The antitrust investigation (or enforcement action) against Google in Europe is currently focused on shopping search. There’s an earlier stage, but parallel investigation of Android is now taking off.

Comments from regulators and European politicians suggest there’s a potentially long road ahead for Google and many investigations to come. Indeed, a more formal local search investigation is probably next in line.

On the Android question, the EC is soliciting input from Google Maps competitors about its impact on their businesses. According to Bloomberg this includes:

[W]hether Google Maps for phones has supplanted portable or in-car navigation devices, such as those produced by TomTom NV and the HERE unit of Nokia Oyj . . .  Officials are also seeking data, such as user numbers, about downloaded or pre-installed mapping apps on devices, as well as costs mapmakers face to produce a mobile-ready app.

Without knowing sales figures or what the results of the inquiry will be, I can say with near certainty the answer is “Yes.” Smartphone-based navigation has largely supplanted personal/in-car navigation devices for a majority of mobile users.

The current Android investigation and any subsequent action by the EC will probably lead to similar action to what was taken by the Russians: Russian competition authorities recently ruled against Google and barred pre-installed apps on Android devices as a condition of OEM access to Google Play.

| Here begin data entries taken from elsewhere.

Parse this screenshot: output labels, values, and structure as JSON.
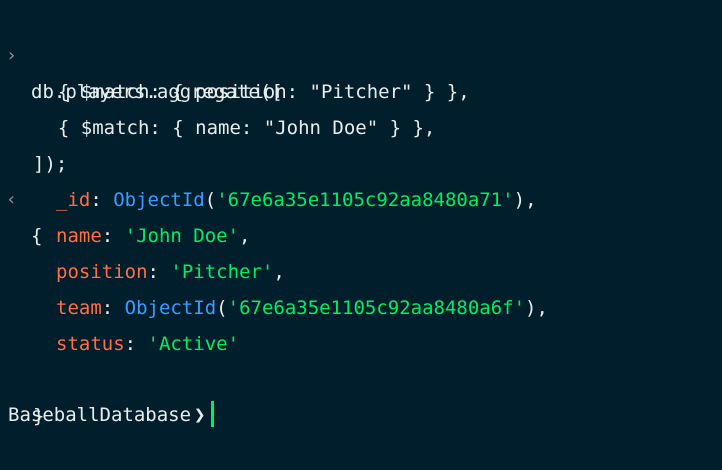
{
  "colors": {
    "background": "#001e2b",
    "text": "#e8edeb",
    "key": "#ff6f44",
    "function": "#3d9cff",
    "string": "#00ed64",
    "cursor": "#00ed64"
  },
  "icons": {
    "input_marker": "chevron-right-icon",
    "output_marker": "chevron-left-icon",
    "prompt_marker": "chevron-right-icon"
  },
  "input": {
    "marker": "›",
    "lines": [
      "db.players.aggregate([",
      "  { $match: { position: \"Pitcher\" } },",
      "  { $match: { name: \"John Doe\" } },",
      "]);"
    ]
  },
  "output": {
    "marker": "‹",
    "open": "{",
    "close": "}",
    "fields": [
      {
        "key": "_id",
        "sep": ": ",
        "fn": "ObjectId",
        "open_paren": "(",
        "value": "'67e6a35e1105c92aa8480a71'",
        "close_paren": ")",
        "comma": ","
      },
      {
        "key": "name",
        "sep": ": ",
        "value": "'John Doe'",
        "comma": ","
      },
      {
        "key": "position",
        "sep": ": ",
        "value": "'Pitcher'",
        "comma": ","
      },
      {
        "key": "team",
        "sep": ": ",
        "fn": "ObjectId",
        "open_paren": "(",
        "value": "'67e6a35e1105c92aa8480a6f'",
        "close_paren": ")",
        "comma": ","
      },
      {
        "key": "status",
        "sep": ": ",
        "value": "'Active'",
        "comma": ""
      }
    ]
  },
  "prompt": {
    "database": "BaseballDatabase",
    "arrow": "❯"
  }
}
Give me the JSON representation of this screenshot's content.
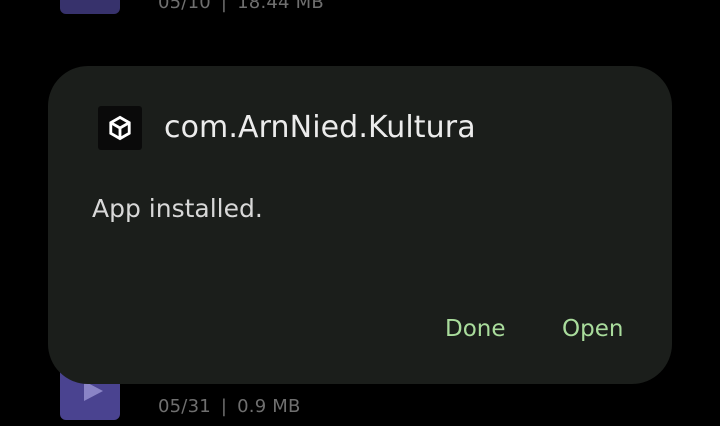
{
  "background": {
    "items": [
      {
        "date": "05/10",
        "separator": "|",
        "size": "18.44 MB"
      },
      {
        "date": "05/31",
        "separator": "|",
        "size": "0.9 MB"
      }
    ],
    "thumbnail_color": "#4a4390"
  },
  "dialog": {
    "app_icon": "unity-logo-icon",
    "app_name": "com.ArnNied.Kultura",
    "message": "App installed.",
    "buttons": {
      "done_label": "Done",
      "open_label": "Open"
    },
    "colors": {
      "background": "#1b1e1b",
      "accent": "#a9dc9c",
      "page": "#000000"
    }
  }
}
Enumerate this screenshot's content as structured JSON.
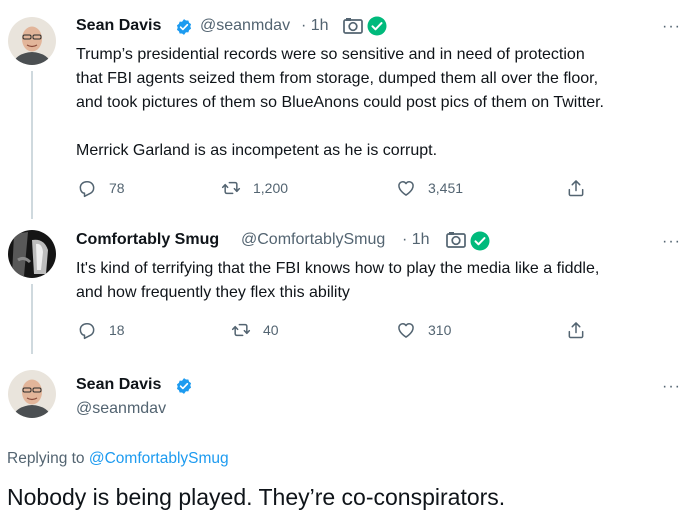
{
  "tweets": [
    {
      "name": "Sean Davis",
      "handle": "@seanmdav",
      "time": "· 1h",
      "lines": [
        "Trump’s presidential records were so sensitive and in need of protection",
        "that FBI agents seized them from storage, dumped them all over the floor,",
        "and took pictures of them so BlueAnons could post pics of them on Twitter.",
        "",
        "Merrick Garland is as incompetent as he is corrupt."
      ],
      "replies": "78",
      "retweets": "1,200",
      "likes": "3,451"
    },
    {
      "name": "Comfortably Smug",
      "handle": "@ComfortablySmug",
      "time": "· 1h",
      "lines": [
        "It's kind of terrifying that the FBI knows how to play the media like a fiddle,",
        "and how frequently they flex this ability"
      ],
      "replies": "18",
      "retweets": "40",
      "likes": "310"
    }
  ],
  "main_tweet": {
    "name": "Sean Davis",
    "handle": "@seanmdav",
    "replying_prefix": "Replying to",
    "replying_to": "@ComfortablySmug",
    "text": "Nobody is being played. They’re co-conspirators."
  },
  "more_label": "···",
  "colors": {
    "verified": "#1d9bf0",
    "affiliate": "#00ba7c",
    "secondary": "#536471"
  }
}
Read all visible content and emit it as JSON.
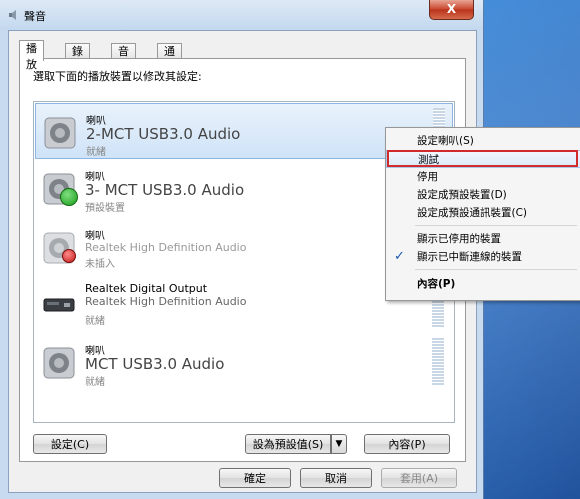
{
  "window": {
    "title": "聲音",
    "close_symbol": "X"
  },
  "tabs": [
    "播放",
    "錄製",
    "音效",
    "通訊"
  ],
  "instruction": "選取下面的播放裝置以修改其設定:",
  "devices": [
    {
      "line1": "喇叭",
      "line2": "2-MCT USB3.0 Audio",
      "status": "就緒",
      "badge": "none",
      "selected": true
    },
    {
      "line1": "喇叭",
      "line2": "3- MCT USB3.0 Audio",
      "status": "預設裝置",
      "badge": "default-check",
      "selected": false
    },
    {
      "line1": "喇叭",
      "line2": "Realtek High Definition Audio",
      "status": "未插入",
      "badge": "unplugged",
      "selected": false
    },
    {
      "line1": "Realtek Digital Output",
      "line2": "Realtek High Definition Audio",
      "status": "就緒",
      "badge": "none",
      "selected": false
    },
    {
      "line1": "喇叭",
      "line2": "MCT USB3.0 Audio",
      "status": "就緒",
      "badge": "none",
      "selected": false
    }
  ],
  "buttons": {
    "configure": "設定(C)",
    "set_default": "設為預設值(S)",
    "properties": "內容(P)",
    "ok": "確定",
    "cancel": "取消",
    "apply": "套用(A)"
  },
  "context_menu": {
    "items": [
      {
        "label": "設定喇叭(S)",
        "checked": false,
        "highlighted": false
      },
      {
        "label": "測試",
        "checked": false,
        "highlighted": true
      },
      {
        "label": "停用",
        "checked": false,
        "highlighted": false
      },
      {
        "label": "設定成預設裝置(D)",
        "checked": false,
        "highlighted": false
      },
      {
        "label": "設定成預設通訊裝置(C)",
        "checked": false,
        "highlighted": false
      },
      {
        "label": "顯示已停用的裝置",
        "checked": false,
        "highlighted": false
      },
      {
        "label": "顯示已中斷連線的裝置",
        "checked": true,
        "highlighted": false
      },
      {
        "label": "內容(P)",
        "checked": false,
        "highlighted": false,
        "bold": true
      }
    ]
  },
  "colors": {
    "highlight_box": "#d12b2b",
    "accent": "#1a56b0"
  }
}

This will probably become the template for Android-focused regulatory actions. A reasonable analogy is “browser choice” in the European Microsoft antitrust action years ago. Microsoft was eventually prevented from maintaining the Explorer browser as the Windows OS default (Interestingly, the new Edge browser is in that default position again).

Google’s regulatory headache extends across the Atlantic, too. Based largely on what’s happening elsewhere in the world, the US Federal Trade Commission opened or re-opened an investigation into whether Google’s control over the Android operating system unfairly disadvantages competitors, especially around app pre-install requirements.